A small amount of inflation is necessary to ensure that the economy doesn't enter the disastrous possibility of deflation which, ironically, was the initial cause of the great depression since deflation leads to the hoarding of money which leads to the breakdown in the economy which leads to a smaller demand for goods and services until no-one can afford anything and everyone is hungry.
It's a myth that our ancestors used a gold standard for centuries. Until the 19th century, most Europeans carried silver coins in their pockets, and the British currency is still known as "sterling" after the 92.5% silver standard introduced in the 12 century.

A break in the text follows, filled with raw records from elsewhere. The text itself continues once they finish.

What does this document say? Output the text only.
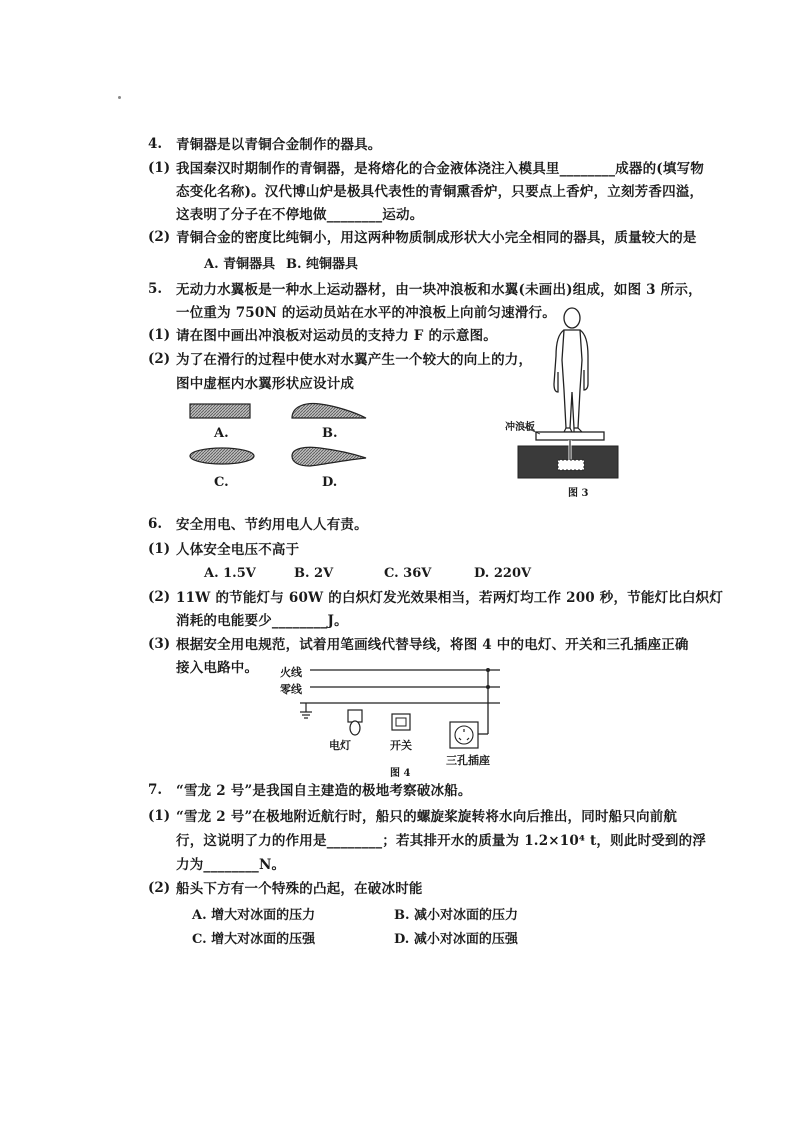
4. 青铜器是以青铜合金制作的器具。
(1) 我国秦汉时期制作的青铜器，是将熔化的合金液体浇注入模具里________成器的(填写物
态变化名称)。汉代博山炉是极具代表性的青铜熏香炉，只要点上香炉，立刻芳香四溢，
这表明了分子在不停地做________运动。
(2) 青铜合金的密度比纯铜小，用这两种物质制成形状大小完全相同的器具，质量较大的是
A. 青铜器具 B. 纯铜器具
5. 无动力水翼板是一种水上运动器材，由一块冲浪板和水翼(未画出)组成，如图 3 所示，
一位重为 750N 的运动员站在水平的冲浪板上向前匀速滑行。
(1) 请在图中画出冲浪板对运动员的支持力 F 的示意图。
(2) 为了在滑行的过程中使水对水翼产生一个较大的向上的力，
图中虚框内水翼形状应设计成
A.	B.
C.	D.
冲浪板
图 3
6. 安全用电、节约用电人人有责。
(1) 人体安全电压不高于
A. 1.5V	B. 2V	C. 36V	D. 220V
(2) 11W 的节能灯与 60W 的白炽灯发光效果相当，若两灯均工作 200 秒，节能灯比白炽灯
消耗的电能要少________J。
(3) 根据安全用电规范，试着用笔画线代替导线，将图 4 中的电灯、开关和三孔插座正确
接入电路中。 火线
零线
电灯	开关
三孔插座
图 4
7. “雪龙 2 号”是我国自主建造的极地考察破冰船。
(1) “雪龙 2 号”在极地附近航行时，船只的螺旋桨旋转将水向后推出，同时船只向前航
行，这说明了力的作用是________；若其排开水的质量为 1.2×10⁴ t，则此时受到的浮
力为________N。
(2) 船头下方有一个特殊的凸起，在破冰时能
A. 增大对冰面的压力	B. 减小对冰面的压力
C. 增大对冰面的压强	D. 减小对冰面的压强
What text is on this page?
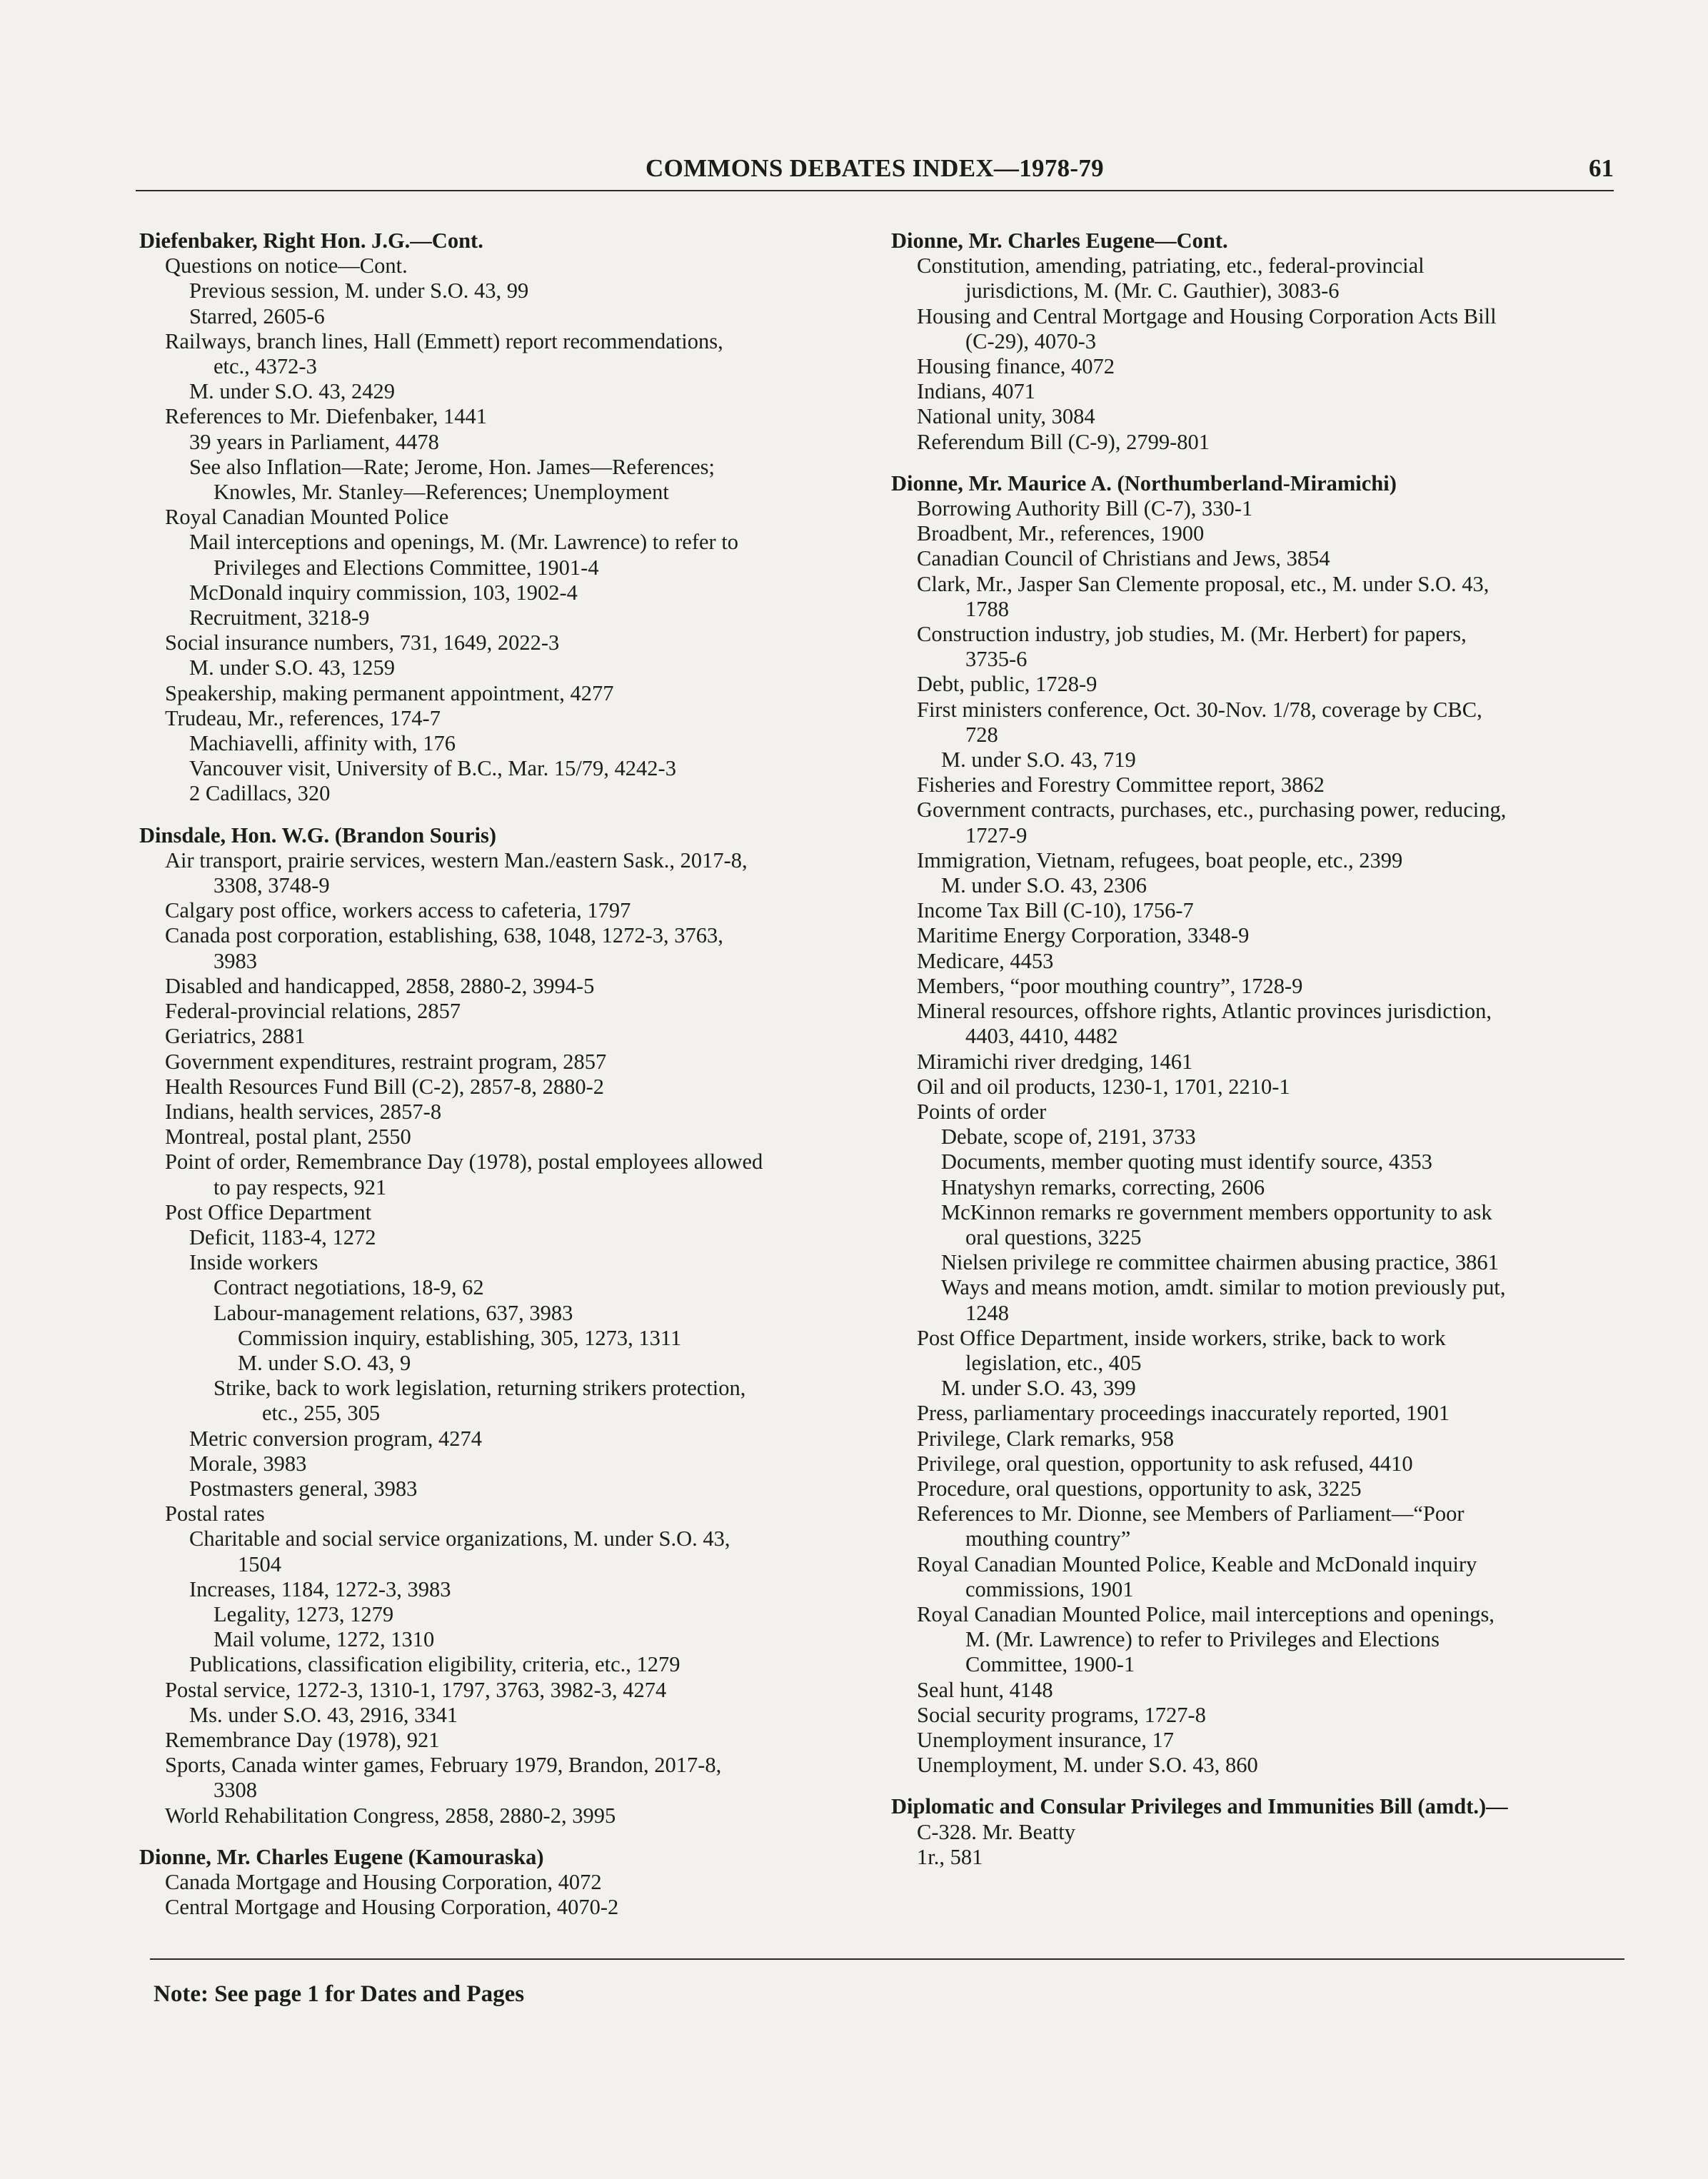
COMMONS DEBATES INDEX—1978-79	61
Diefenbaker, Right Hon. J.G.—Cont.
Questions on notice—Cont.
Previous session, M. under S.O. 43, 99
Starred, 2605-6
Railways, branch lines, Hall (Emmett) report recommendations,
etc., 4372-3
M. under S.O. 43, 2429
References to Mr. Diefenbaker, 1441
39 years in Parliament, 4478
See also Inflation—Rate; Jerome, Hon. James—References;
Knowles, Mr. Stanley—References; Unemployment
Royal Canadian Mounted Police
Mail interceptions and openings, M. (Mr. Lawrence) to refer to
Privileges and Elections Committee, 1901-4
McDonald inquiry commission, 103, 1902-4
Recruitment, 3218-9
Social insurance numbers, 731, 1649, 2022-3
M. under S.O. 43, 1259
Speakership, making permanent appointment, 4277
Trudeau, Mr., references, 174-7
Machiavelli, affinity with, 176
Vancouver visit, University of B.C., Mar. 15/79, 4242-3
2 Cadillacs, 320
Dinsdale, Hon. W.G. (Brandon Souris)
Air transport, prairie services, western Man./eastern Sask., 2017-8,
3308, 3748-9
Calgary post office, workers access to cafeteria, 1797
Canada post corporation, establishing, 638, 1048, 1272-3, 3763,
3983
Disabled and handicapped, 2858, 2880-2, 3994-5
Federal-provincial relations, 2857
Geriatrics, 2881
Government expenditures, restraint program, 2857
Health Resources Fund Bill (C-2), 2857-8, 2880-2
Indians, health services, 2857-8
Montreal, postal plant, 2550
Point of order, Remembrance Day (1978), postal employees allowed
to pay respects, 921
Post Office Department
Deficit, 1183-4, 1272
Inside workers
Contract negotiations, 18-9, 62
Labour-management relations, 637, 3983
Commission inquiry, establishing, 305, 1273, 1311
M. under S.O. 43, 9
Strike, back to work legislation, returning strikers protection,
etc., 255, 305
Metric conversion program, 4274
Morale, 3983
Postmasters general, 3983
Postal rates
Charitable and social service organizations, M. under S.O. 43,
1504
Increases, 1184, 1272-3, 3983
Legality, 1273, 1279
Mail volume, 1272, 1310
Publications, classification eligibility, criteria, etc., 1279
Postal service, 1272-3, 1310-1, 1797, 3763, 3982-3, 4274
Ms. under S.O. 43, 2916, 3341
Remembrance Day (1978), 921
Sports, Canada winter games, February 1979, Brandon, 2017-8,
3308
World Rehabilitation Congress, 2858, 2880-2, 3995
Dionne, Mr. Charles Eugene (Kamouraska)
Canada Mortgage and Housing Corporation, 4072
Central Mortgage and Housing Corporation, 4070-2
Dionne, Mr. Charles Eugene—Cont.
Constitution, amending, patriating, etc., federal-provincial
jurisdictions, M. (Mr. C. Gauthier), 3083-6
Housing and Central Mortgage and Housing Corporation Acts Bill
(C-29), 4070-3
Housing finance, 4072
Indians, 4071
National unity, 3084
Referendum Bill (C-9), 2799-801
Dionne, Mr. Maurice A. (Northumberland-Miramichi)
Borrowing Authority Bill (C-7), 330-1
Broadbent, Mr., references, 1900
Canadian Council of Christians and Jews, 3854
Clark, Mr., Jasper San Clemente proposal, etc., M. under S.O. 43,
1788
Construction industry, job studies, M. (Mr. Herbert) for papers,
3735-6
Debt, public, 1728-9
First ministers conference, Oct. 30-Nov. 1/78, coverage by CBC,
728
M. under S.O. 43, 719
Fisheries and Forestry Committee report, 3862
Government contracts, purchases, etc., purchasing power, reducing,
1727-9
Immigration, Vietnam, refugees, boat people, etc., 2399
M. under S.O. 43, 2306
Income Tax Bill (C-10), 1756-7
Maritime Energy Corporation, 3348-9
Medicare, 4453
Members, “poor mouthing country”, 1728-9
Mineral resources, offshore rights, Atlantic provinces jurisdiction,
4403, 4410, 4482
Miramichi river dredging, 1461
Oil and oil products, 1230-1, 1701, 2210-1
Points of order
Debate, scope of, 2191, 3733
Documents, member quoting must identify source, 4353
Hnatyshyn remarks, correcting, 2606
McKinnon remarks re government members opportunity to ask
oral questions, 3225
Nielsen privilege re committee chairmen abusing practice, 3861
Ways and means motion, amdt. similar to motion previously put,
1248
Post Office Department, inside workers, strike, back to work
legislation, etc., 405
M. under S.O. 43, 399
Press, parliamentary proceedings inaccurately reported, 1901
Privilege, Clark remarks, 958
Privilege, oral question, opportunity to ask refused, 4410
Procedure, oral questions, opportunity to ask, 3225
References to Mr. Dionne, see Members of Parliament—“Poor
mouthing country”
Royal Canadian Mounted Police, Keable and McDonald inquiry
commissions, 1901
Royal Canadian Mounted Police, mail interceptions and openings,
M. (Mr. Lawrence) to refer to Privileges and Elections
Committee, 1900-1
Seal hunt, 4148
Social security programs, 1727-8
Unemployment insurance, 17
Unemployment, M. under S.O. 43, 860
Diplomatic and Consular Privileges and Immunities Bill (amdt.)—
C-328. Mr. Beatty
1r., 581
Note: See page 1 for Dates and Pages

It's also a myth that either gold or silver protected against inflation, instability, tyranny or war. Take a look at the history books. There's plenty of all those things. Indeed, there's lots of evidence that using a commodity as money encourages violence in the form of wars of conquest. Millions of people have died for gold and silver, and millions more have been enslaved.
And currencies were still debased. Constantly. Henry IV managed two devaluations during his short 35-year life. This is a key point that so-called libertarians always lie about: a gold standard doesn't provide independence from government; it grants a monopoly to it. Politicians have complete control of the standard, which means that bankers and big corporations will control it, as they always have in the past.
Lastly, as Milton Friedman observed, gold is a primitive totem, like seashells or feathers or stones. It makes no sense in the modern age to tie the growth of our money supply to the rate at which miners can find a shiny metal ore buried in the earth (that we then store back underground in purpose-built bunkers). This would be madness, which is why no country on the planet has a gold standard today -- they all failed within about a century, during which time there was considerable financial instability (which is what led to the creation of the Fed in the first place).